Un coût d'entretien énorme
Actuellement, quelques entreprises belges possèdent ces anciens chars de l'armée, comme OIP et John Cockerill. La VRT a par exemple été à Tournai, où des hangars en sont remplis. Mais le marchand d'armes qui les possède, Freddy Versluys, préfère mettre en garde: «Je ne conseillerais à personne de simplement l'envoyer en Ukraine». «S'ils sont envoyés au combat, ils doivent être fiables. Nous ne voulons pas qu'ils s'effondrent tout de suite», dit-il.
Outre le prix de rachat, Freddy Versluys fait également le bilan des aménagements nécessaires pour les remettre sur pied, et autant dire qu'il faudra mettre la main au portemonnaie. «De nouvelles chenilles ? 120.000 euros. Faire contrôler le moteur ? 185.000 euros. De nouveaux amortisseurs ? 36.000 euros. Système de conduite de tir ? 500.000 euros», liste-il.

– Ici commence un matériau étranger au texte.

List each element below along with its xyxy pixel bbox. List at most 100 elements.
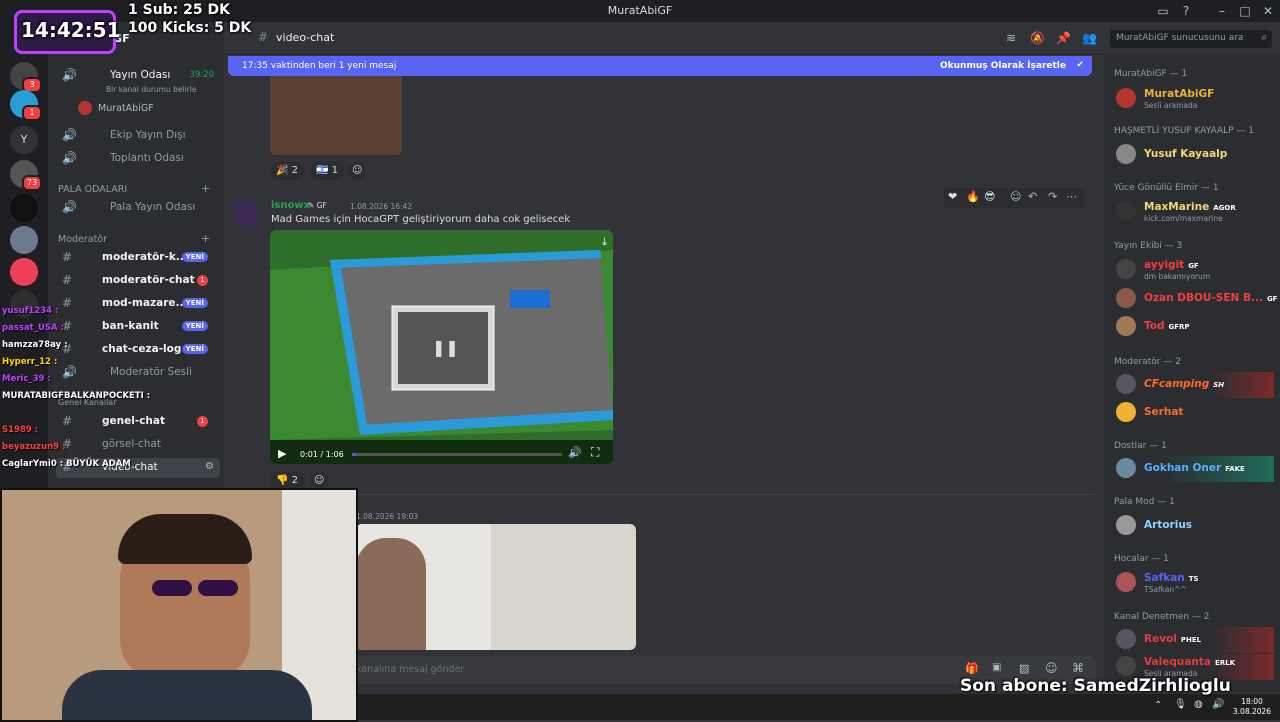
apps-icon[interactable]: ⌘	[1072, 661, 1084, 675]
member-name: MuratAbiGF	[1144, 88, 1215, 100]
channel-status[interactable]: Bir kanal durumu belirle	[106, 85, 196, 94]
category-pala[interactable]: PALA ODALARI	[58, 184, 127, 195]
voice-channel-yayin-odasi[interactable]: 🔊 Yayın Odası 39:20	[56, 66, 220, 86]
minimize-button[interactable]: –	[1214, 3, 1230, 19]
chat-line: hamzza78ay :	[2, 340, 68, 350]
maximize-button[interactable]: □	[1237, 3, 1253, 19]
add-reaction-icon[interactable]: ☺	[1010, 190, 1021, 203]
mention-badge: 1	[197, 275, 208, 286]
member-item[interactable]: Artorius	[1114, 513, 1274, 539]
channel-moderator-chat[interactable]: # moderatör-chat 1	[56, 271, 220, 291]
more-icon[interactable]: ⋯	[1066, 190, 1077, 203]
attachment-image[interactable]	[356, 524, 636, 650]
member-item[interactable]: Serhat	[1114, 400, 1274, 426]
chat-line: passat_USA :	[2, 323, 64, 333]
fire-reaction-icon[interactable]: 🔥	[966, 190, 980, 203]
emoji-icon[interactable]: ☺	[1045, 661, 1058, 675]
add-channel-icon[interactable]: +	[201, 182, 210, 195]
voice-channel[interactable]: 🔊 Pala Yayın Odası	[56, 198, 220, 218]
gif-icon[interactable]: ▣	[992, 662, 1001, 673]
reaction[interactable]: 🇮🇱 1	[310, 162, 345, 180]
member-tag: FAKE	[1225, 465, 1245, 473]
threads-icon[interactable]: ≋	[1004, 31, 1018, 45]
add-reaction-icon[interactable]: ☺	[348, 162, 367, 180]
mute-bell-icon[interactable]: 🔕	[1030, 31, 1045, 45]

La Défense belge pas assez prudente?
Face à ce manque de chars belges, la Défense a-t-elle fait preuve de négligence? Pour Ludivine Dedonder, le fait était accompli lorsqu'elle est arrivée à la tête de son ministère. Mais qu'en est-il de ses prédécesseurs? «Ils ont pris cette décision dans la situation géopolitique du moment. (...) Ils ne s'attendaient pas à ce qu'une autre guerre éclate sur le continent européen», explique-t-elle.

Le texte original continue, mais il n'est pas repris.